Among Rome's notable graffiti artists are sprayers Thoms, Bol, Soeww, and Genuine Crew; the letterer Kemh; and street artists Lex, Hogre, JB Rock, Diamont, and Sten (not to be confused with Stan), whose puppets are legendary. One of Sten's atypical yet iconic puppet figures for the Teatro Vascello, in Monteverde Vecchio, is at left. The works of these artists, and that of others, is likely to be found in train stations (Maria Teresa mentioned Nuovo Salario and Appiano) and Centri Sociali (social centers), notably Forte Prenestino (see Rome the Second Time for a description and directions).

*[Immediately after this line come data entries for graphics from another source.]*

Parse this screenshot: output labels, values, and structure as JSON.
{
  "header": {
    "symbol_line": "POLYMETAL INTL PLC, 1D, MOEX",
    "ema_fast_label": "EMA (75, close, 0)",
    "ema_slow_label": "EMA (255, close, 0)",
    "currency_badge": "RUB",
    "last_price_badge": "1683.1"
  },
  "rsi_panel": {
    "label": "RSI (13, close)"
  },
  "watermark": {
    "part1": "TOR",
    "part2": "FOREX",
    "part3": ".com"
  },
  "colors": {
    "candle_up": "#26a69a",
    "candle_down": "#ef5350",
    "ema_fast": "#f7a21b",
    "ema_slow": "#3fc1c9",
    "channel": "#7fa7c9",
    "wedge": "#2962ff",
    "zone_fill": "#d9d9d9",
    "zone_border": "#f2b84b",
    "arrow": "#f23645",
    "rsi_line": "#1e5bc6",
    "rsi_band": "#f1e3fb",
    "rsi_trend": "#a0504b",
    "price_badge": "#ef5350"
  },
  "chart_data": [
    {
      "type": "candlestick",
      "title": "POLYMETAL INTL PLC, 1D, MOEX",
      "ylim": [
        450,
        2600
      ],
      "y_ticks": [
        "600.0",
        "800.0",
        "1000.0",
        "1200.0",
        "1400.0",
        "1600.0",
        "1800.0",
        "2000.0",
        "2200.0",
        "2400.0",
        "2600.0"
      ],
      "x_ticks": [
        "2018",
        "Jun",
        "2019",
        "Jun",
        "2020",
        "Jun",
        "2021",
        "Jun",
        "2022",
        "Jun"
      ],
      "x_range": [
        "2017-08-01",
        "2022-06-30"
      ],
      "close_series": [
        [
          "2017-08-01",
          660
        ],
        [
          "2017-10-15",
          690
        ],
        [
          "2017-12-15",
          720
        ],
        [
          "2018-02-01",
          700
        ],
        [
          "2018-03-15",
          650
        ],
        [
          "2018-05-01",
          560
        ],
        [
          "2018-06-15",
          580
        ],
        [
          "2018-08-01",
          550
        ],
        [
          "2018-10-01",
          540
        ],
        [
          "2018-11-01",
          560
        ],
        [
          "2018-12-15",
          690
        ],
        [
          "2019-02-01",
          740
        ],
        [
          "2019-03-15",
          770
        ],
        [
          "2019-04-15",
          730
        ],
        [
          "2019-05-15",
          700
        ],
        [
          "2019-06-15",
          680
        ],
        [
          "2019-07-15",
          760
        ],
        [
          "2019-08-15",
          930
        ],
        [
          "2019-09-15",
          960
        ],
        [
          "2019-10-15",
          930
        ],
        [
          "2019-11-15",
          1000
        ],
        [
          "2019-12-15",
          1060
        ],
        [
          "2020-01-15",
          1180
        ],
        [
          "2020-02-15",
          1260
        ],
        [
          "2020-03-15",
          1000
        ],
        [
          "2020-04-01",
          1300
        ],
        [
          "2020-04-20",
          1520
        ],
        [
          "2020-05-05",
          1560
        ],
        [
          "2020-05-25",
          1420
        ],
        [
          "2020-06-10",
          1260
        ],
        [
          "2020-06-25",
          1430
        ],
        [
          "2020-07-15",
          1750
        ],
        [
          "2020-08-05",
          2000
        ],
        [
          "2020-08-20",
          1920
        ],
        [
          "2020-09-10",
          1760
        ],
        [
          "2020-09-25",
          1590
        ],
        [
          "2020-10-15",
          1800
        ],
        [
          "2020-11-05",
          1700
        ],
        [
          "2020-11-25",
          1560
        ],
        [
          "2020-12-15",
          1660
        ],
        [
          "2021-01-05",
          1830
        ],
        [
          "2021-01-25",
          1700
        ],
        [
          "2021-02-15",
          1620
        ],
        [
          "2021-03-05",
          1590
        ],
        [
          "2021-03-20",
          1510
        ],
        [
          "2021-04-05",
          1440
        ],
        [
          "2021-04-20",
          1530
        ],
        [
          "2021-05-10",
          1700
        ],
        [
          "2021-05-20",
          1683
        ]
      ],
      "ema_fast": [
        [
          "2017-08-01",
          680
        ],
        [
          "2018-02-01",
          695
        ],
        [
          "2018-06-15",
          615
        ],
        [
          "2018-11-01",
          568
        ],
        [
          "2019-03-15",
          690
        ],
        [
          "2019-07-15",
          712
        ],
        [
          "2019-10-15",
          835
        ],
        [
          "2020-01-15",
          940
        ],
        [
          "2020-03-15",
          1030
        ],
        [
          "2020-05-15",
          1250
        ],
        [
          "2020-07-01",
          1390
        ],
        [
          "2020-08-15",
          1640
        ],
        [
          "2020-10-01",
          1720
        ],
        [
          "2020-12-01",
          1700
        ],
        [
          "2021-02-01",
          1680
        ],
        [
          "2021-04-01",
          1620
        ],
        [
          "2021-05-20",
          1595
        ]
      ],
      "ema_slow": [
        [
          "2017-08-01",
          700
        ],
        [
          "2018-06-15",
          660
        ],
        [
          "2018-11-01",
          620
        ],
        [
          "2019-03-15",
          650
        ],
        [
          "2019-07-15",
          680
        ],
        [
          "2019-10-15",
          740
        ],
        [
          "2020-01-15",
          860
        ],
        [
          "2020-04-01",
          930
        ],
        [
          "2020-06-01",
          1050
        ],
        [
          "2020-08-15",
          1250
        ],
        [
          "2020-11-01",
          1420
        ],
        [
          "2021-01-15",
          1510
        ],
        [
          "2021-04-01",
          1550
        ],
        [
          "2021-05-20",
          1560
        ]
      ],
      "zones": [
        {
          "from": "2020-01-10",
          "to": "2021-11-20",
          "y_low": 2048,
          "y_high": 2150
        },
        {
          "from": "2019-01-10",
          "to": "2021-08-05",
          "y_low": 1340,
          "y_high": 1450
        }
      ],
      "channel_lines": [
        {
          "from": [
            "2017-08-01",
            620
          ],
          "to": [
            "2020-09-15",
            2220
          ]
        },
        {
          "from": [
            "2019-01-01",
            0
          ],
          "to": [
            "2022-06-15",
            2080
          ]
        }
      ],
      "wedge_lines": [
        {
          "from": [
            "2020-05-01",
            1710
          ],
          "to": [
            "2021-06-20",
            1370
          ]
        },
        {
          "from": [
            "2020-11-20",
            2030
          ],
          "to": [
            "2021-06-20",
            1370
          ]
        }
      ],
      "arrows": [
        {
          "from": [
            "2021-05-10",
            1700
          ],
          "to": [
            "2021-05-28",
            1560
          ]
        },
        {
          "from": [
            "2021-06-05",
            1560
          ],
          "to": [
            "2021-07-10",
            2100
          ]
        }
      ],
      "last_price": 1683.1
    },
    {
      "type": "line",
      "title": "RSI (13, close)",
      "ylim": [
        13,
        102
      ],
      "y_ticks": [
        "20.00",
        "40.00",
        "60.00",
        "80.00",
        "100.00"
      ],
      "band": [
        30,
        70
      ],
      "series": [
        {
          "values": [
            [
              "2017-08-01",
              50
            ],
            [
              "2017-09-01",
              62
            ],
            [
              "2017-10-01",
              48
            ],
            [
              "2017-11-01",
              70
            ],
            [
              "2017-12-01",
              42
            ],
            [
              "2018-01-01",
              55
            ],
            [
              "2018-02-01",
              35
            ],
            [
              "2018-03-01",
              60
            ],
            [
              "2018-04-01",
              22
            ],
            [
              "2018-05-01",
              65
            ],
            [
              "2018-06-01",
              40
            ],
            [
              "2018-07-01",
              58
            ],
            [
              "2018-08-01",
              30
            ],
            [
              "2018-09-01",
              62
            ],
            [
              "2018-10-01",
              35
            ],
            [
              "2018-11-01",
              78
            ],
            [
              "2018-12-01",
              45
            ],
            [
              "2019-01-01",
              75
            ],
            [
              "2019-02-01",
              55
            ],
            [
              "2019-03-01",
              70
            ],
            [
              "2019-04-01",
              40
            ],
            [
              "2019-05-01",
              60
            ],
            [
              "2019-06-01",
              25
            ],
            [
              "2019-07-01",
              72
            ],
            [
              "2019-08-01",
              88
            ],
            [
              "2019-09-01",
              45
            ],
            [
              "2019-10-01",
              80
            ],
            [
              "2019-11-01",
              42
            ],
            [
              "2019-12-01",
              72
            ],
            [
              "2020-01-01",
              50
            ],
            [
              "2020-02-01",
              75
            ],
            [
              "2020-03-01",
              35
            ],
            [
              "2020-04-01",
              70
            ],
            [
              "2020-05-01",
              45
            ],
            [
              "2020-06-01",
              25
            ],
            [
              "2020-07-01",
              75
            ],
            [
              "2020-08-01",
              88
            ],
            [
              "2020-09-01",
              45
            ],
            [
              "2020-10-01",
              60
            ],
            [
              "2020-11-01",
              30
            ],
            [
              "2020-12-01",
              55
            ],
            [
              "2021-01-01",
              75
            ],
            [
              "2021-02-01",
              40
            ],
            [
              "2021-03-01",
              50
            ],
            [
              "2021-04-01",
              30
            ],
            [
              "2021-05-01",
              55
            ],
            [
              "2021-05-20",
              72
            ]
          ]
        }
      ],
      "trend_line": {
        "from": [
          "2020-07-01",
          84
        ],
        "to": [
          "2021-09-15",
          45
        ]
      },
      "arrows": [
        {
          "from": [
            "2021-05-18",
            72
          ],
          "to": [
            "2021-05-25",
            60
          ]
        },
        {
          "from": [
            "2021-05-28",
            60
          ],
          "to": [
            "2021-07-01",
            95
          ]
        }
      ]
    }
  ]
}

Most graffiti writing in Rome is against the law. The liberal, reform-minded former mayor Walter Veltroni initiated a "conversation" with graffiti artists, likely in an effort both to recognize the artistic merit of the form and to bring it under some control. He offered the artists about a dozen "legal" walls, each about 100 meters long, outside the city center, and other walls--some in train stations--for which artists could sign up to paint and control that particular space for a three month period. In retrospect, those were the good old days. The 3-month wall program has been suspended, and heavy fines are levied on anyone caught painting train cars.


Maria Teresa told us that most of the best graffiti is located far outside the Centro, where artists are less likely to interrupted by the police. Still, we've found several worthy, close-in sites. For political graffiti, we recommend the left-leaning community of Garbatella, easily reachable on Metro B. See the subtle example at left, one of several on the building.

On the other end of the political spectrum is the graffiti sponsored by businesses that would rather have a nice drawing on their saracinesca (metal shutter) than messy tags.


Another good site, described in Itinerary 10 in Rome the Second Time (p. 150), is Forte Braschi, located in Parco del Pineto, where the art work lines the outside perimeter of the military installation.


The third close-in site is an underpass on via Appia Antica, less than 100 meters outside the city wall. The art that opens this post, at top left, is from there.